Step 4: The Grade Candidate Checklist
A card belongs in Lane A when most of these are true:
Strong graded premium — the market consistently pays more for graded copies (not just one weird sale)
Condition is realistically high — centering looks clean, corners sharp, edges clean, surface free of scratches. If you are already writing excuses, it is Lane B or C.
Liquidity exists — multiple recent sold comps (not listings), consistent demand at the grade you expect
Grade-sensitive card type — high-demand chase pulls or cards that are hard to find clean
Step 5: What Fails the $22 Rule
Common not-worth-grading buckets:
Low premium even at high grades — sells raw for $10, graded for $25? You are donating money to the grader.
Average condition — these become slow movers and margin killers
Noisy market — if you cannot find stable sold comps right after release, do not force it
Grading for excitement — "this feels like it should be worth more" is not a business rule
Step 6: How to Use the Hold Lane Correctly
Holding is not procrastination when it is structured. Put cards in Hold when:
The set is brand new and pricing has not stabilized
You expect supply to increase and prices to drop
You need a second look at condition later
You want to bundle raw for faster sales
Rule: anything in Hold gets a recheck date.

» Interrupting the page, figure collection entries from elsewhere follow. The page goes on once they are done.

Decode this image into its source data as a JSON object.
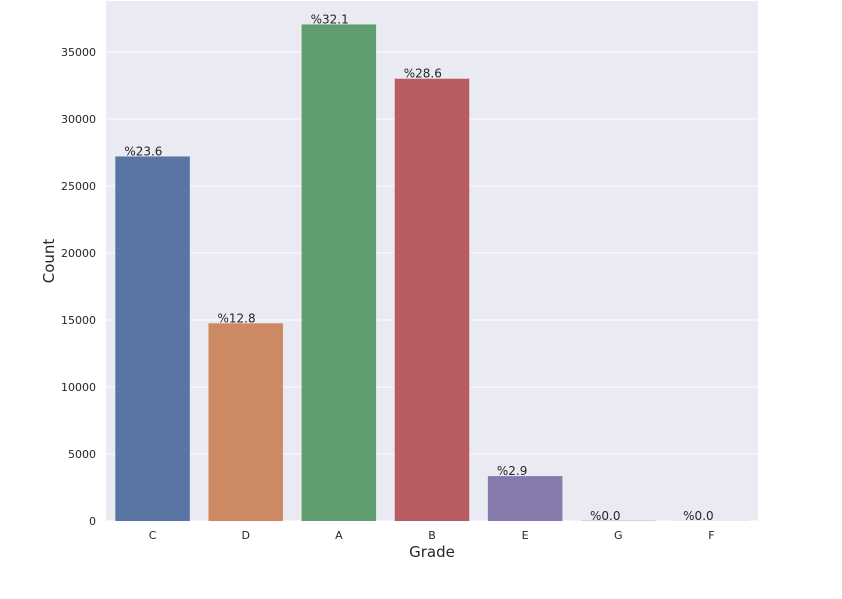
{
  "chart_data": {
    "type": "bar",
    "title": "",
    "xlabel": "Grade",
    "ylabel": "Count",
    "categories": [
      "C",
      "D",
      "A",
      "B",
      "E",
      "G",
      "F"
    ],
    "values": [
      27200,
      14750,
      37050,
      33000,
      3350,
      18,
      10
    ],
    "data_labels": [
      "%23.6",
      "%12.8",
      "%32.1",
      "%28.6",
      "%2.9",
      "%0.0",
      "%0.0"
    ],
    "bar_colors": [
      "#5875a4",
      "#cc8963",
      "#5f9e6e",
      "#b55d60",
      "#857aab",
      "#8d7866",
      "#d095bf"
    ],
    "ylim": [
      0,
      38800
    ],
    "y_ticks": [
      0,
      5000,
      10000,
      15000,
      20000,
      25000,
      30000,
      35000
    ],
    "y_tick_labels": [
      "0",
      "5000",
      "10000",
      "15000",
      "20000",
      "25000",
      "30000",
      "35000"
    ],
    "grid": true,
    "plot_background": "#eaeaf2",
    "grid_color": "#ffffff",
    "legend": "none"
  }
}
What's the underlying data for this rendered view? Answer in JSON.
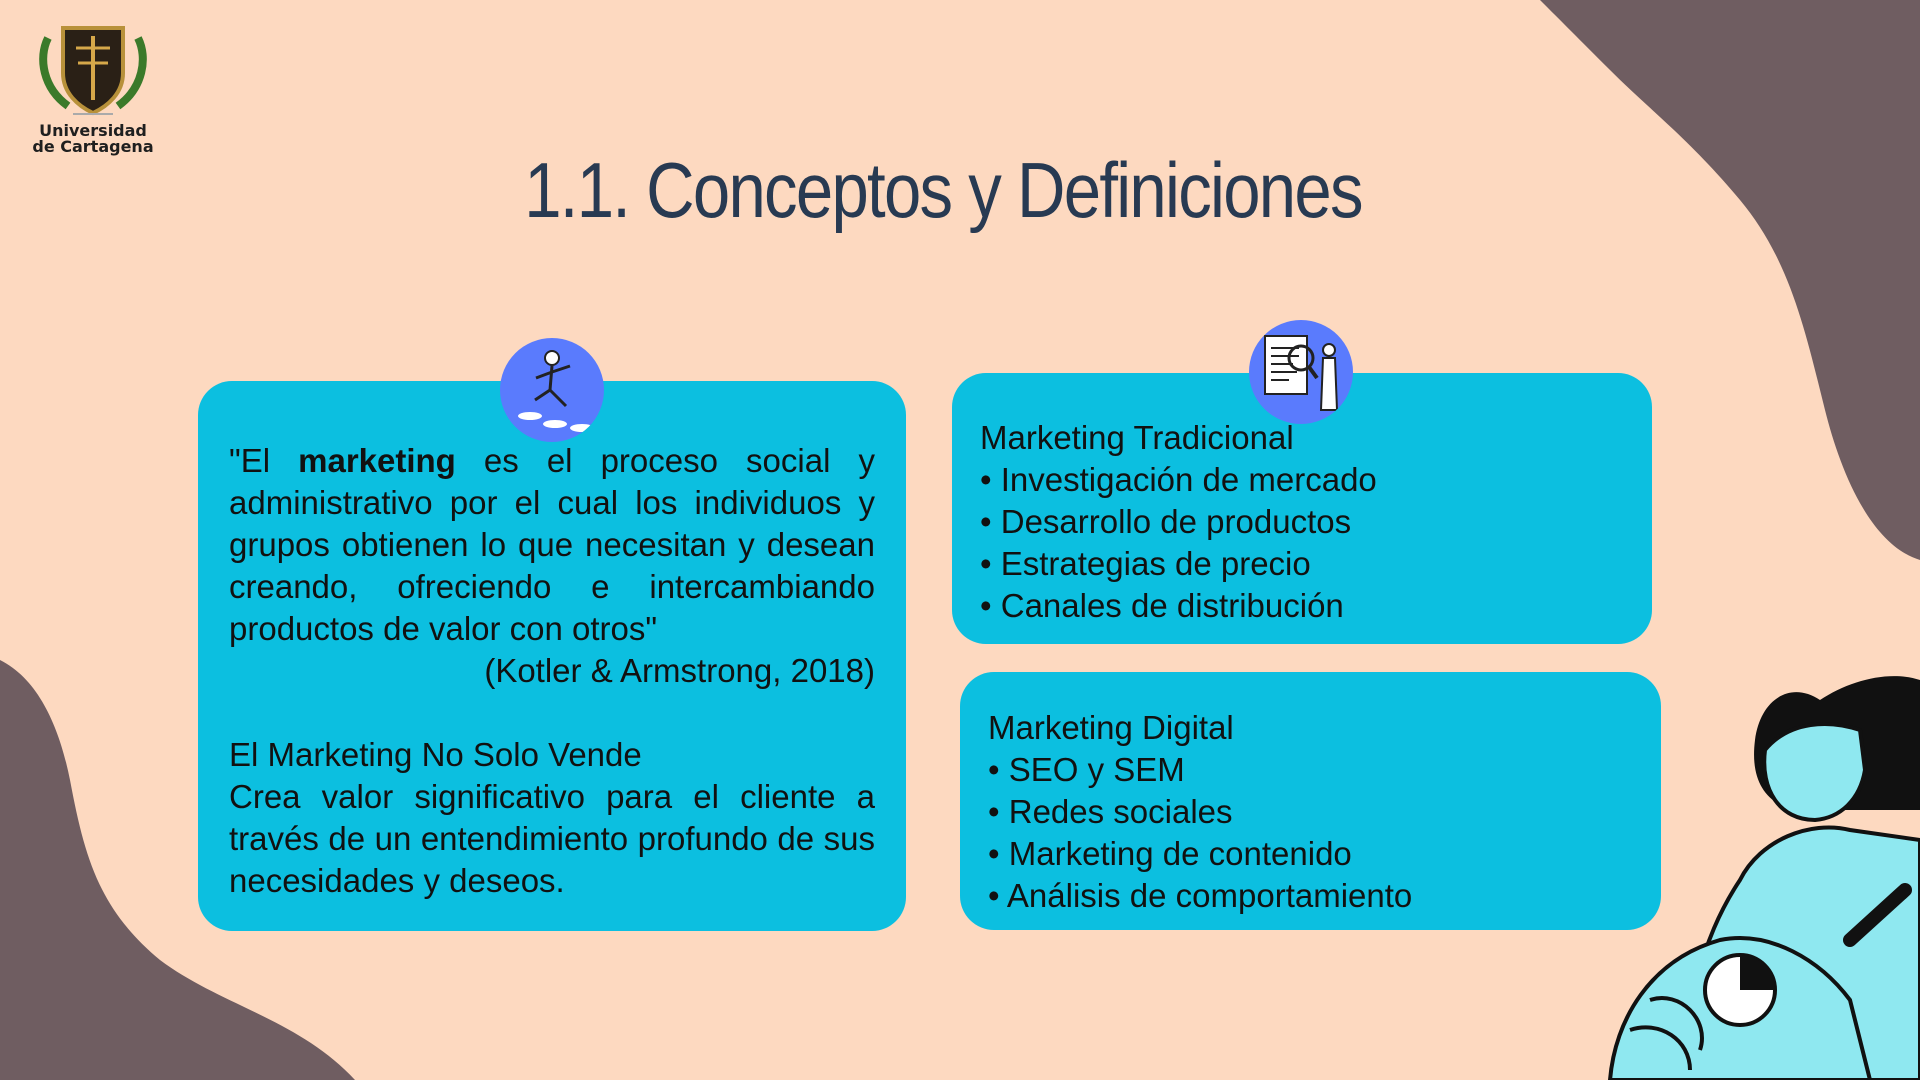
{
  "logo": {
    "line1": "Universidad",
    "line2": "de Cartagena"
  },
  "title": "1.1. Conceptos y Definiciones",
  "left_card": {
    "quote_open": "\"El ",
    "quote_bold": "marketing",
    "quote_rest": " es el proceso social y administrativo por el cual los individuos y grupos obtienen lo que necesitan y desean creando, ofreciendo e intercambiando productos de valor con otros\"",
    "citation": "(Kotler & Armstrong, 2018)",
    "subheading": "El Marketing No Solo Vende",
    "body": "Crea valor significativo para el cliente a través de un entendimiento profundo de sus necesidades y deseos."
  },
  "traditional_card": {
    "heading": "Marketing Tradicional",
    "items": [
      "Investigación de mercado",
      "Desarrollo de productos",
      "Estrategias de precio",
      "Canales de distribución"
    ]
  },
  "digital_card": {
    "heading": "Marketing Digital",
    "items": [
      "SEO y SEM",
      "Redes sociales",
      "Marketing de contenido",
      "Análisis de comportamiento"
    ]
  },
  "colors": {
    "background": "#fdd9c0",
    "card": "#0cbfe0",
    "blob": "#6f5d61",
    "title": "#283a52",
    "icon_circle": "#5a7bfd"
  }
}
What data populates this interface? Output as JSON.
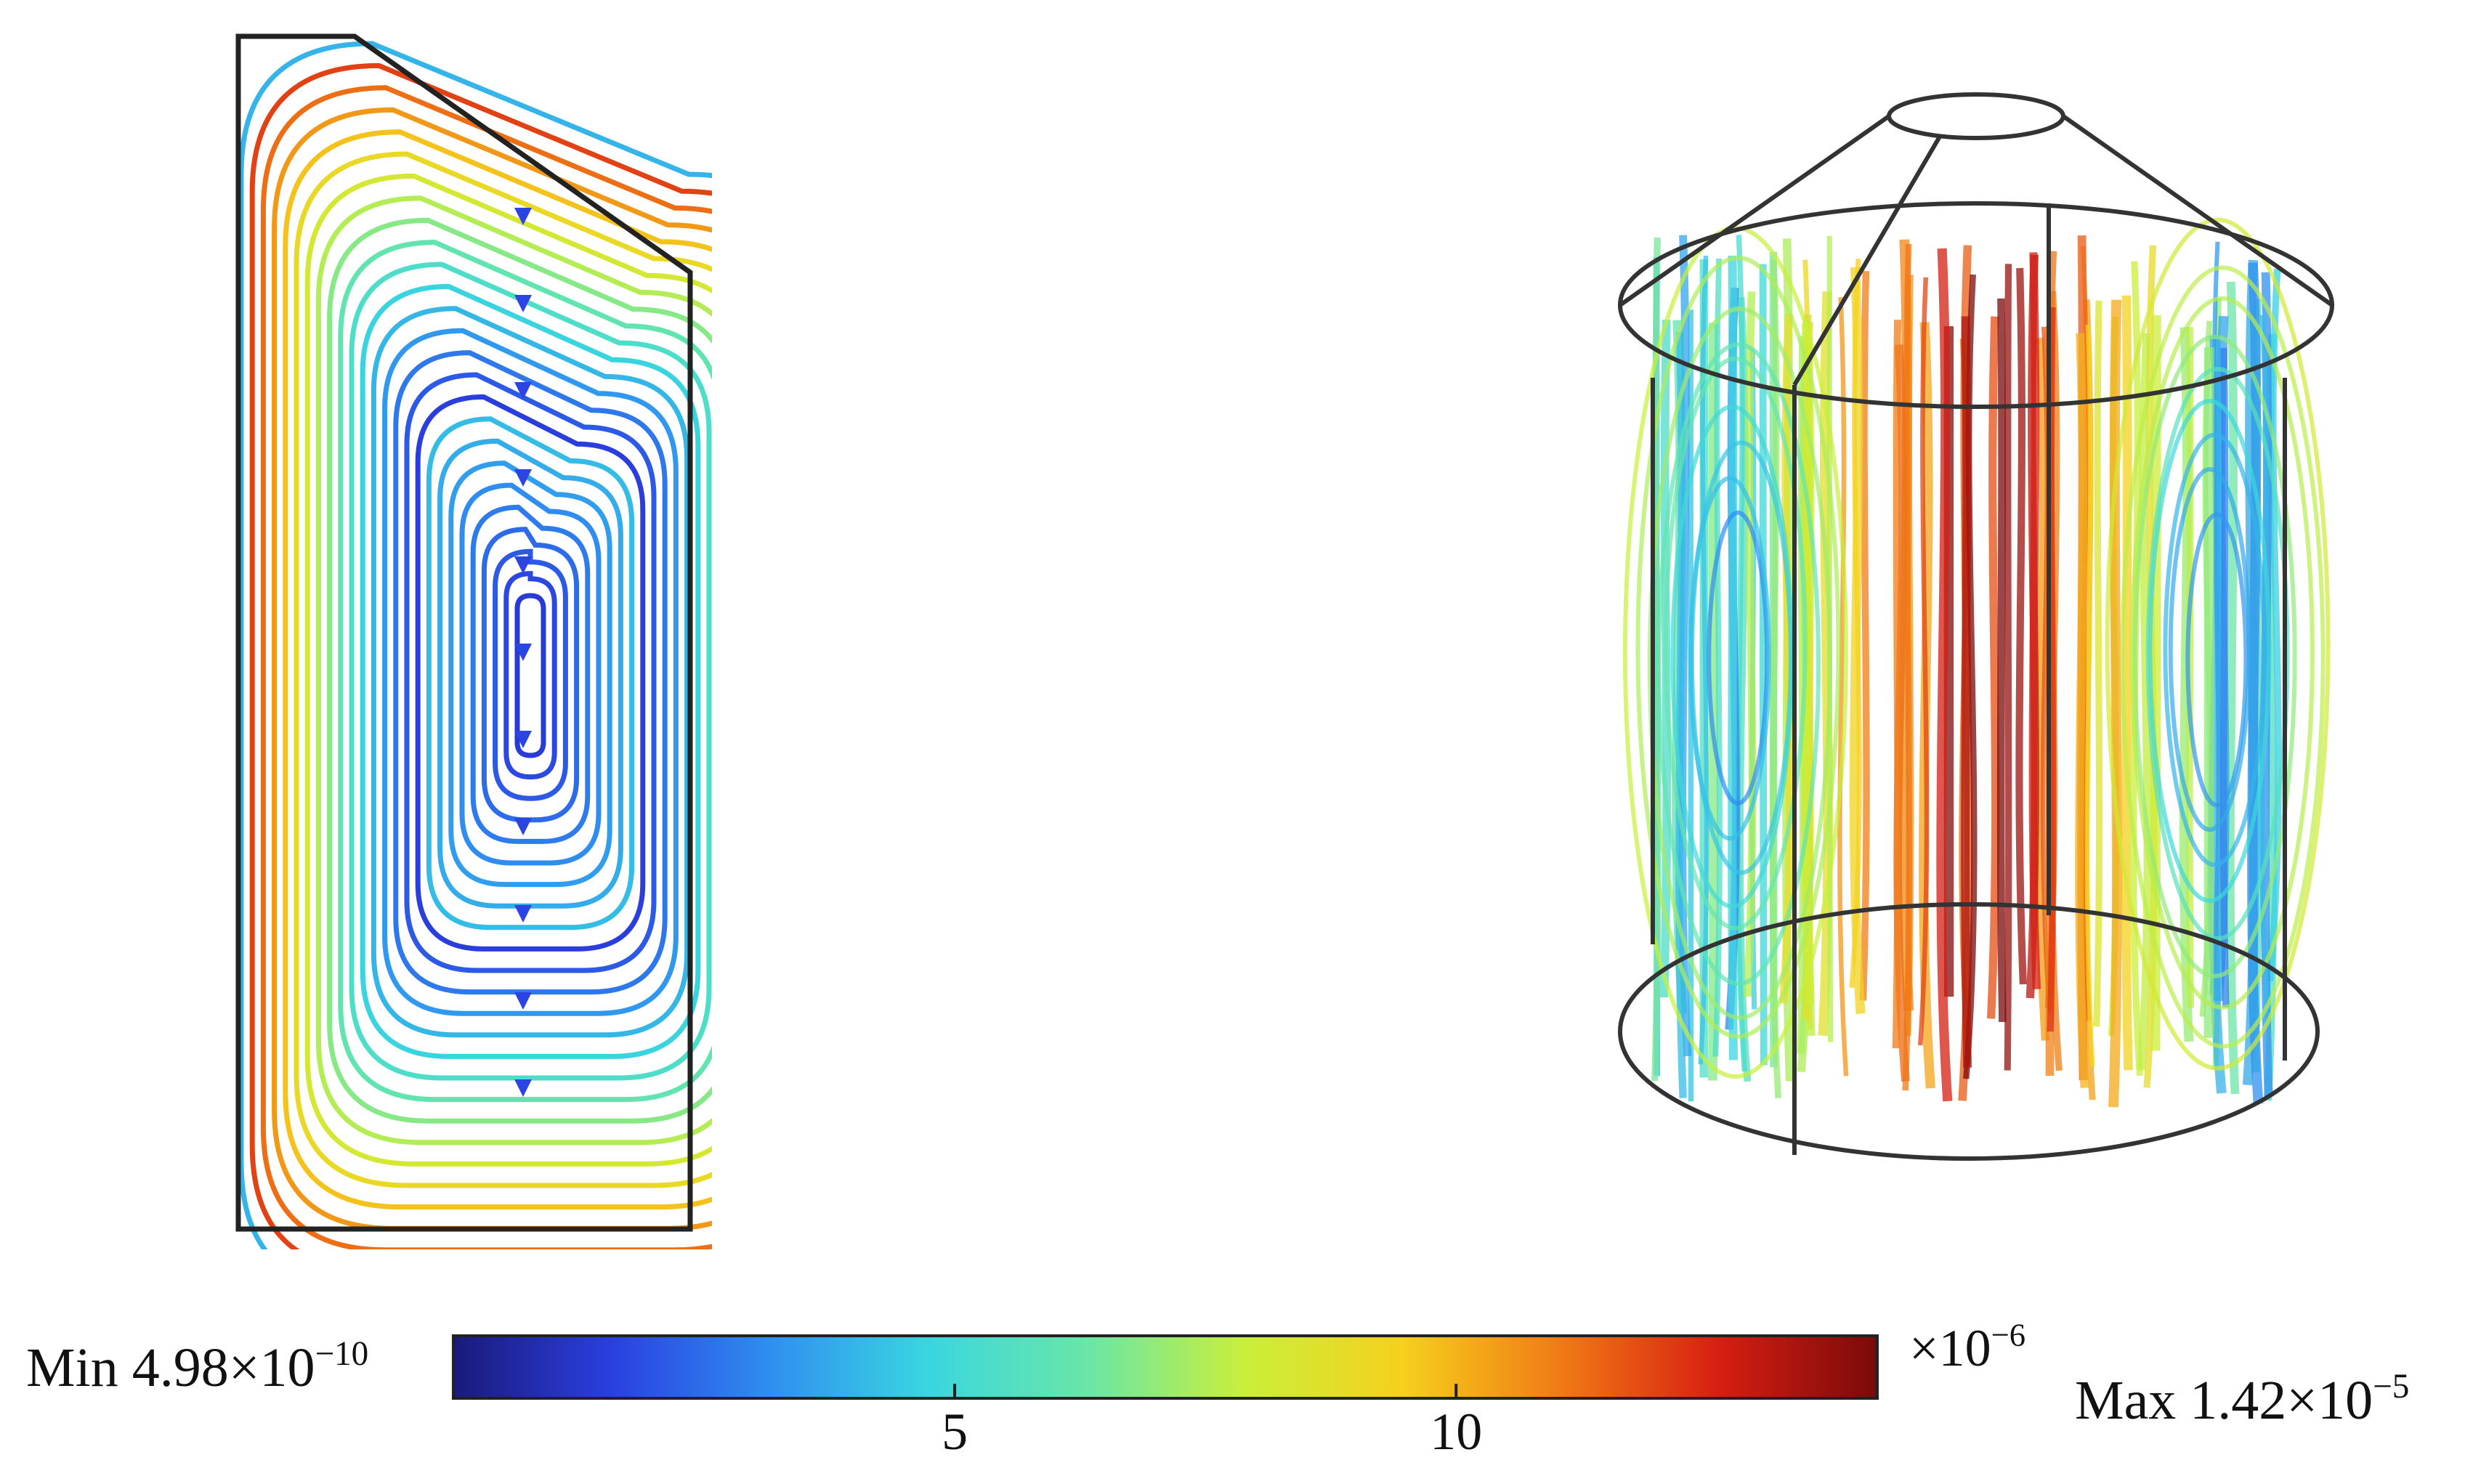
{
  "colorbar": {
    "min_prefix": "Min 4.98×10",
    "min_exp": "−10",
    "max_prefix": "Max 1.42×10",
    "max_exp": "−5",
    "multiplier_prefix": "×10",
    "multiplier_exp": "−6",
    "ticks": [
      {
        "value": 5,
        "label": "5"
      },
      {
        "value": 10,
        "label": "10"
      }
    ],
    "range": [
      0.000498,
      14.2
    ],
    "colormap": [
      "#1a1a7a",
      "#2a3fe0",
      "#2f8ff0",
      "#39d6e0",
      "#69e6a8",
      "#c9ef3a",
      "#f6d01c",
      "#f07a15",
      "#d81e12",
      "#7a0a0a"
    ]
  },
  "left_panel": {
    "kind": "2d-streamline-cross-section"
  },
  "right_panel": {
    "kind": "3d-streamline-cylinder"
  }
}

Fourteen days is a solid default.
Step 7: A Repeatable Triage Workflow
Sleeve and topload immediately (protect the surface first)
Create a quick list — card name plus condition note
Pull 3 to 5 raw sold comps only, no listings
Pull 3 to 5 graded sold comps at the grade you realistically expect
Estimate graded premium (graded minus raw)
Lane it: Grade, Sell Raw, or Hold
Only then build your submission stack
This prevents submission creep where your stack grows because you keep rationalizing borderline cards.
Step 8: The Most Common Grading ROI Mistakes
Using peak sales as your baseline — Fix: use recent sold comps and take a conservative average
Assuming a top grade without evidence — Fix: grade what you can defend, sell raw what you cannot
Forgetting liquidity — Fix: if it will not move, it does not matter what it is "worth"
Treating grading as the strategy — Fix: grading is one tool. The strategy is margin plus repeatable workflow.
The Bottom Line
Use the TAG $22 ROI threshold to build a Grade, Sell Raw, and Hold list before every submission. You will submit fewer cards — but your batch will be cleaner, faster to sell, and way easier to manage.
BlueVioletPoke LLC grades like an operator. Every card earns its spot in the submission stack.